Hard Turning of Bearing Steels. Controlling residual stress and improving fatigue life
There are many different precision mechanical components such as bearings, fuel injectors, gears and hydraulic components, which are made of hardened steels, and have to be machined to a high degree of precision. Traditionally these components are being ground. Due to the development of ceramic and cubic boron nitride tools for turning this process are now being challenged by hard turning. In the metal cutting industry, machining with a single point tool in heat-treated products with a hardness of above HRC 55 is normally considered as hard turning. Important factors such as quality, lead-time and cost can be improved thanks to hard turning. To ensure the quality of hard turned products, many different parameters must be considered. One of these parameters is residual stress generated in the work piece. Residual stresses have a great impact on the fatigue life of the product and must therefore be controlled. The knowledge of residual stress in terms of how it affects the component and how it is generated and measured is not widespread within the industry. In order to have a controlled implementation of hard turning in the industry, the effect of cutting conditions on the residual stresses must be clarified.
In prior research there have been several reports on the improvement of the fatigue life of hard turned products. There have been several explanations for the enhanced product performance. One reason for the improved fatigue life has been explained by the fact that hard turning produces a better product in terms of roundness. Another idea is that hard turning generates an untempered martensitic layer which is harder than the bulk material and which has good wear resistance. However, most reports attribute improved fatigue life to the compressive stresses generated by hard turning. It has been suggested that the cutting conditions should be chosen on the basis of their effect on residual stress.
In this work, the effect of cutting conditions impact on generated residual stresses has been measured using the X-ray diffraction method. The approach has been empirical and statistical methods have been used.

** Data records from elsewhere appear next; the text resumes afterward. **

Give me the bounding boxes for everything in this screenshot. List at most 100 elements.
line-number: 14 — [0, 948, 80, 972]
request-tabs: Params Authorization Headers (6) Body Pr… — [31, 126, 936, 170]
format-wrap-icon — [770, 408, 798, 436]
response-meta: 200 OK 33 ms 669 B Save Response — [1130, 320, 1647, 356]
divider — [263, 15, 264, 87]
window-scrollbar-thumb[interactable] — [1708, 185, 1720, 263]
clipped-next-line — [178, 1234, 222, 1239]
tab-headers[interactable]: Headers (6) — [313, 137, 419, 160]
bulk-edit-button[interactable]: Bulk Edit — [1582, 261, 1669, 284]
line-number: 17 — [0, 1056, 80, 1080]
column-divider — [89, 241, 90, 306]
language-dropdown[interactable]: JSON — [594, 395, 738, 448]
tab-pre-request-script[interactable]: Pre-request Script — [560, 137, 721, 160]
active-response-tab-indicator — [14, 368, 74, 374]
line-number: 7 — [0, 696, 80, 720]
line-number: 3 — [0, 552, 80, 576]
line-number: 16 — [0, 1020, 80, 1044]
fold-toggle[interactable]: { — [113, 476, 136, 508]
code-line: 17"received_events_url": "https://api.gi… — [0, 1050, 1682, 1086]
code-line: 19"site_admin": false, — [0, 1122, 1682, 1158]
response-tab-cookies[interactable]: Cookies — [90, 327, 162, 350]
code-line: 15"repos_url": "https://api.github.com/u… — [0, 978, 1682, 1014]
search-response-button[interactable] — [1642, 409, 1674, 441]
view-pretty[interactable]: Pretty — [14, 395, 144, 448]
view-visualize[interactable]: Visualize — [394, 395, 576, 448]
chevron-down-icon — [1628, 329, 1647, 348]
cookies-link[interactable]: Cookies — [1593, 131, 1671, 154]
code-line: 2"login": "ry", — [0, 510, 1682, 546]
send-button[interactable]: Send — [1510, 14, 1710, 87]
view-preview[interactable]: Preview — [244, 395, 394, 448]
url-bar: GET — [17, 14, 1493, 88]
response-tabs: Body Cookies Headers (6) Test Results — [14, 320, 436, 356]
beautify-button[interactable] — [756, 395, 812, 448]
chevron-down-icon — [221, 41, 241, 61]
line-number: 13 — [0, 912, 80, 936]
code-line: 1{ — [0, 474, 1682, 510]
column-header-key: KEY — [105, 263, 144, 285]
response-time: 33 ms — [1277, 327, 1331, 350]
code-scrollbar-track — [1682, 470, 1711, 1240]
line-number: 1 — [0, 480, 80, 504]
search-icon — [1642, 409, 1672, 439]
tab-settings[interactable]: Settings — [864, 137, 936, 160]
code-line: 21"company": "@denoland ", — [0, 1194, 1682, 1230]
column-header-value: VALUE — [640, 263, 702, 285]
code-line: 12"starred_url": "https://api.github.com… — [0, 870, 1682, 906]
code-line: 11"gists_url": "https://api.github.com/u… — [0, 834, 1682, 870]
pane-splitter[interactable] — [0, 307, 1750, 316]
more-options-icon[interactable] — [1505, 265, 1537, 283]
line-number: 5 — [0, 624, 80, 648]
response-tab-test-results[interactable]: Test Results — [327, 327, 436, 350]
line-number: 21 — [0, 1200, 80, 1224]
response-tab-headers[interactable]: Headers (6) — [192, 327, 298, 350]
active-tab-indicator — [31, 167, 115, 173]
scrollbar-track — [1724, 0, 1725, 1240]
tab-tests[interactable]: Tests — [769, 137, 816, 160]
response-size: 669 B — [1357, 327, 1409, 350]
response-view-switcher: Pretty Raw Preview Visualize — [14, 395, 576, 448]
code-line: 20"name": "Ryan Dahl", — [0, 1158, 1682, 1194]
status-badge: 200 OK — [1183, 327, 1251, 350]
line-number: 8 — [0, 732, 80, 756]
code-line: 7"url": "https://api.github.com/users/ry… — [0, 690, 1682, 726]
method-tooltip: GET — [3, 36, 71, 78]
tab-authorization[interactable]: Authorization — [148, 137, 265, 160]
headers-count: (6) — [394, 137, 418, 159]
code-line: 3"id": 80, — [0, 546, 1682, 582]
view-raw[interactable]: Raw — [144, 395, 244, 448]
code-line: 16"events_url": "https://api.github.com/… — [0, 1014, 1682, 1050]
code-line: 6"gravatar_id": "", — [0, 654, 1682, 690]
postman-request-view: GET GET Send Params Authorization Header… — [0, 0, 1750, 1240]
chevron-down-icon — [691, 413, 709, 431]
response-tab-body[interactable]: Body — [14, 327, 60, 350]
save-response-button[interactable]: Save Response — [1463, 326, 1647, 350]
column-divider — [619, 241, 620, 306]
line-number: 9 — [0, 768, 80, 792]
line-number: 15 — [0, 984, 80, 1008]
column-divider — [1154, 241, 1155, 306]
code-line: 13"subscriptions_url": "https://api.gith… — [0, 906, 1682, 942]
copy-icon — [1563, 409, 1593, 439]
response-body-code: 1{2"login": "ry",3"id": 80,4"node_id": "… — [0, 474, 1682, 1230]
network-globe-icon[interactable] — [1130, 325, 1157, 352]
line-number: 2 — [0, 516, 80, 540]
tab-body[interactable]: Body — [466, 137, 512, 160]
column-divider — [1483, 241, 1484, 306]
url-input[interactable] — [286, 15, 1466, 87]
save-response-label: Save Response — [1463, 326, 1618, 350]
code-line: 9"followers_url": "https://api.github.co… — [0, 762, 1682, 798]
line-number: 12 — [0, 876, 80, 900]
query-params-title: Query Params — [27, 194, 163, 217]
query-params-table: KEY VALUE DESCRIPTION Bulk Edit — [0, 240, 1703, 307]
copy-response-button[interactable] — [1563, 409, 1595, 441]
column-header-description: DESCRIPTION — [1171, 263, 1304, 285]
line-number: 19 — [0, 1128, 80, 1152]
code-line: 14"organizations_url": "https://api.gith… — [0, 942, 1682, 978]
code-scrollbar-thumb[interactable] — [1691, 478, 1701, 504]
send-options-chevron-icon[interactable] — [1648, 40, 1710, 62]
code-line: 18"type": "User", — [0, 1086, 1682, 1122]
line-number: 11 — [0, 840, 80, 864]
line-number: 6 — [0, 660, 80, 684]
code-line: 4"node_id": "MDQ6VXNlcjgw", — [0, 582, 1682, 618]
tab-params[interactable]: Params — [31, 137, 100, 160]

The effects on residual stress from different input factors such as different cutting conditions have been investigated. It was found that the residual stress is generated in two different ways. The creation of stresses is mainly controlled by temperature on the surface and under the surface the mechanical generation is the dominating process. Both a summary table explaining how cutting parameter affects the residual stress and a program called cutting advisor have been developed. A fatigue test on bearings showed that the life can be doubled with stresses generated in hard turning.